As part of that mission, his well-known course on blockchain has been wildly successful. Since launching in 2014, it has grown in popularity as an interdisciplinary look at the technology, involving a mix of as many as 200 graduate and undergraduate students from the University’s legal, business, engineering and computer science schools.
This last semester provided his class with an opportunity to study a potential application of blockchain in real time. The day after the Iowa Democratic Party’s debacle in Iowa Caucus voting, the class pivoted to examine the reasons for the delay and then explore how blockchain could be used to improve future caucuses.
The class devised a system by which caucus leaders were allocated by the central headquarters a certain quantity of tokens representing the number of delegates they control. They could then vote by sending tokens to each candidate’s address (Buttigieg, Warren, Sanders, Biden, etc.) where each token represented a committed delegate.

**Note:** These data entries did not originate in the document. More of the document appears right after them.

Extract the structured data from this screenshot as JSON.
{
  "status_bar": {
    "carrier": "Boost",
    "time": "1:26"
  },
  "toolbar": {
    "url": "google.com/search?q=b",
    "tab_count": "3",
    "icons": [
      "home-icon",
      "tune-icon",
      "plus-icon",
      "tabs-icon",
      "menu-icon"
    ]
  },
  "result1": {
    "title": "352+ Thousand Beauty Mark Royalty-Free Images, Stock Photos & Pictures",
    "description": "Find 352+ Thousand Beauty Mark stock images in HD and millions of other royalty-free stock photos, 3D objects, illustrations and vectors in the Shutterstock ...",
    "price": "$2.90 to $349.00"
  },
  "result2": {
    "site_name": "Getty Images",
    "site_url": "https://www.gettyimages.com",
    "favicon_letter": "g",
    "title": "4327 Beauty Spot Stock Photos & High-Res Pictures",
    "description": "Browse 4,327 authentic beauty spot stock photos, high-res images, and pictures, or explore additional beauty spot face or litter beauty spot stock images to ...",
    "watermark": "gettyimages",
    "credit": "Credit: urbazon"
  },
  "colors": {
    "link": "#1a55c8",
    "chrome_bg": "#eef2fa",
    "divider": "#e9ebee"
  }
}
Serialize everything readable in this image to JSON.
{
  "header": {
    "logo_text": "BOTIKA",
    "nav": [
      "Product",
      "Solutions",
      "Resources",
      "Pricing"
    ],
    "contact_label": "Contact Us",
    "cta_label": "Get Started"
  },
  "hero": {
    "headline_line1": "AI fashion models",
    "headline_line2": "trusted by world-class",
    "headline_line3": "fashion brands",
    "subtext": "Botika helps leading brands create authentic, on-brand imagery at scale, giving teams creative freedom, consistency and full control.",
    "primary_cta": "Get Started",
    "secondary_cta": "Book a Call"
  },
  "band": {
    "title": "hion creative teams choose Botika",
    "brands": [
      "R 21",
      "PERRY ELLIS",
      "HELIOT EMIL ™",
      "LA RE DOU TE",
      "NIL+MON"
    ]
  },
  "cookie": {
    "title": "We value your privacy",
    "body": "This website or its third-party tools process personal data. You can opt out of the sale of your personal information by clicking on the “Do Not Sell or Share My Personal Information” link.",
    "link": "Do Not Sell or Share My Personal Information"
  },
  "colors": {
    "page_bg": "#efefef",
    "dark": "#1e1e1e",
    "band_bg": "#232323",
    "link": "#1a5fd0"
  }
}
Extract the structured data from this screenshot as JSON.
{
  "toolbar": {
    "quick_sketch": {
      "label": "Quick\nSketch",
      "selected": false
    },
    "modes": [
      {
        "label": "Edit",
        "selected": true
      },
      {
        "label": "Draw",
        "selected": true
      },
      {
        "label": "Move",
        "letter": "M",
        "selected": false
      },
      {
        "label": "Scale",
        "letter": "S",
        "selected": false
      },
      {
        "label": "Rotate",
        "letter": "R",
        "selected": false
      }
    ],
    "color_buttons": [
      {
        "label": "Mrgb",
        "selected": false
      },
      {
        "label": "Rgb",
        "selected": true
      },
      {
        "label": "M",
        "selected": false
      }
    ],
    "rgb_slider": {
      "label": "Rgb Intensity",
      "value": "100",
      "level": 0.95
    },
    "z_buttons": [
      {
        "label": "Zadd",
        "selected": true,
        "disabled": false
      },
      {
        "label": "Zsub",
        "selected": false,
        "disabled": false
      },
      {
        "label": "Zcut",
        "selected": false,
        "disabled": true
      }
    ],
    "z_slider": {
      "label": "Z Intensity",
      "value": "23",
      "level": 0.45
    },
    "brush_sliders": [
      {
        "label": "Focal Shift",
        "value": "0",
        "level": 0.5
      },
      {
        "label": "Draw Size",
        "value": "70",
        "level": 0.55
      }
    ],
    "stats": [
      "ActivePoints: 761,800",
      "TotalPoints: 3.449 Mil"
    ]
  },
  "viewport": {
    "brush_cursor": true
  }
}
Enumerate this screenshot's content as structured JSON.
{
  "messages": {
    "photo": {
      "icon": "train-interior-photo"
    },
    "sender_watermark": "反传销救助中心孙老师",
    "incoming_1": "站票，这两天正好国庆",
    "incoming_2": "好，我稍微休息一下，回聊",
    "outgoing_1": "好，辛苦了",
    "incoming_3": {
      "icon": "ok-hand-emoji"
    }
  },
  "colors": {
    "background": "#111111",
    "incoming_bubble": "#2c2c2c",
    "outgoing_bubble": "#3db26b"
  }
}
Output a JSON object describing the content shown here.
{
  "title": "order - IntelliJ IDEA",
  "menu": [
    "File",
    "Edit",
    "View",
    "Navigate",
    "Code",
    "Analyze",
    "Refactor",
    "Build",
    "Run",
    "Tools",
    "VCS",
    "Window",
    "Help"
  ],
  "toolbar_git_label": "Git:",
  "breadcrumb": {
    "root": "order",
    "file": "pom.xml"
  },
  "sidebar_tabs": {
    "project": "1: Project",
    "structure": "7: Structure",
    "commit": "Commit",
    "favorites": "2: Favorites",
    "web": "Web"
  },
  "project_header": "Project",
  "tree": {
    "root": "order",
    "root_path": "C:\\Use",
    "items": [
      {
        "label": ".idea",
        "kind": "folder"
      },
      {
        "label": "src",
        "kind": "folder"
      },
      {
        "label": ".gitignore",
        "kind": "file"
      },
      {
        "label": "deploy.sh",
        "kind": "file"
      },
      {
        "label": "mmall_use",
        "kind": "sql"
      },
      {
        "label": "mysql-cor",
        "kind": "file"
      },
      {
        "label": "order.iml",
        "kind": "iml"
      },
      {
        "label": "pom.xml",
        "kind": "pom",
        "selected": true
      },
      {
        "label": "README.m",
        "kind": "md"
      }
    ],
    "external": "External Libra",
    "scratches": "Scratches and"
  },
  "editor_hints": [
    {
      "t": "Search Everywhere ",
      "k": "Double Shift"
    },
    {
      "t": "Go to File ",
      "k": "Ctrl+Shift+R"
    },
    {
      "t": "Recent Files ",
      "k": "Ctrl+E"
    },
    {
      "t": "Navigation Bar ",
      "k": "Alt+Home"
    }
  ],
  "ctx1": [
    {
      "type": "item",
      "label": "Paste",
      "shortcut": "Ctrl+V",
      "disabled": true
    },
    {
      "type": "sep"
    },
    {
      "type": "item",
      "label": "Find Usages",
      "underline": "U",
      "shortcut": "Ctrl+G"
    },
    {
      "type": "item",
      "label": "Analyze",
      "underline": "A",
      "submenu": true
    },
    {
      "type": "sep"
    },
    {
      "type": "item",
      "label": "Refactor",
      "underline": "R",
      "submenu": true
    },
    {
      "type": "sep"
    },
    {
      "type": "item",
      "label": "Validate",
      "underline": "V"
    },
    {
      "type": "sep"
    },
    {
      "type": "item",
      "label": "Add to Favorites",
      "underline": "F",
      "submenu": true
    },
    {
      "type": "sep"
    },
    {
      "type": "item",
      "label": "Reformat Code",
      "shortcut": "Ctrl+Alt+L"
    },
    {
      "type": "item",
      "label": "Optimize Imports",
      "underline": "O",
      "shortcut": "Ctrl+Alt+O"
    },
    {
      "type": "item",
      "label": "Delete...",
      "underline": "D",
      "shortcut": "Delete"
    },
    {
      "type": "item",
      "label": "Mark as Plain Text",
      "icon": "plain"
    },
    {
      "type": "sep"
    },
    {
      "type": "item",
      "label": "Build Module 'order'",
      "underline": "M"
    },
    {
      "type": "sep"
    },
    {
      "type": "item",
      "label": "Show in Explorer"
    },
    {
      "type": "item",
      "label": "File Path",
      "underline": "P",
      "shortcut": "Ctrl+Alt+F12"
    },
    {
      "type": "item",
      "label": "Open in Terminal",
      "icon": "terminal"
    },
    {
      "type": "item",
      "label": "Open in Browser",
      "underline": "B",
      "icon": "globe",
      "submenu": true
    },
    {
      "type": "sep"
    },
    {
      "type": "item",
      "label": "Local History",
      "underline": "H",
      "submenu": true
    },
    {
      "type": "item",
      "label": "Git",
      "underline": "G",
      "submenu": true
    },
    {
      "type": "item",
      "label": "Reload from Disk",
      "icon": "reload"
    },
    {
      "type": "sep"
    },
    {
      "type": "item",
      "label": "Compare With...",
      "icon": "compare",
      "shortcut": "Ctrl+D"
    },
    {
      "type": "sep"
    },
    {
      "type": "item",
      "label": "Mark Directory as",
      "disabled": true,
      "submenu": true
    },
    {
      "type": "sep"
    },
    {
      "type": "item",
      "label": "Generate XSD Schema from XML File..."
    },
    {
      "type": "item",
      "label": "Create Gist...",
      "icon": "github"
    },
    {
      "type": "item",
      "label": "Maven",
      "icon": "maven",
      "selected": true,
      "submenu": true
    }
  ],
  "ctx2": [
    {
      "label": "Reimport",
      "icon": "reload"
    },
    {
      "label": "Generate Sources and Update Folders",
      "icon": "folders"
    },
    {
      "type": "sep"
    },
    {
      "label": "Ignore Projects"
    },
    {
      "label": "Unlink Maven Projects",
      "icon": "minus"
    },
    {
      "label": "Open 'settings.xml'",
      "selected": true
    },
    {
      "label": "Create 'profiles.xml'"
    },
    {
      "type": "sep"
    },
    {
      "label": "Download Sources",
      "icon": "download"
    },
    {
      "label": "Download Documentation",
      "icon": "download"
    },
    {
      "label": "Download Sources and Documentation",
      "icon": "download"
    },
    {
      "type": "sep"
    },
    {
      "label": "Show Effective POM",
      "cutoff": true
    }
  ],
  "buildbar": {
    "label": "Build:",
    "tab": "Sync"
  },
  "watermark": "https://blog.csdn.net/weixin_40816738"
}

It proved instantaneous, easy to track, completely transparent, and even allowed for mistakes to quickly be corrected by sending back the coins to Caucus leaders and having them resend to the candidate addresses. The exercise helped his students learn about real world applications for both blockchain and smart contracts.
Fighting COVID-19 Using Blockchain
Professor Harvey believes that blockchain also has immediate application in the fight against COVID-19. Specifically, as a tool for the effective tracking of coronavirus testing, vaccine production, and supply chain improvement.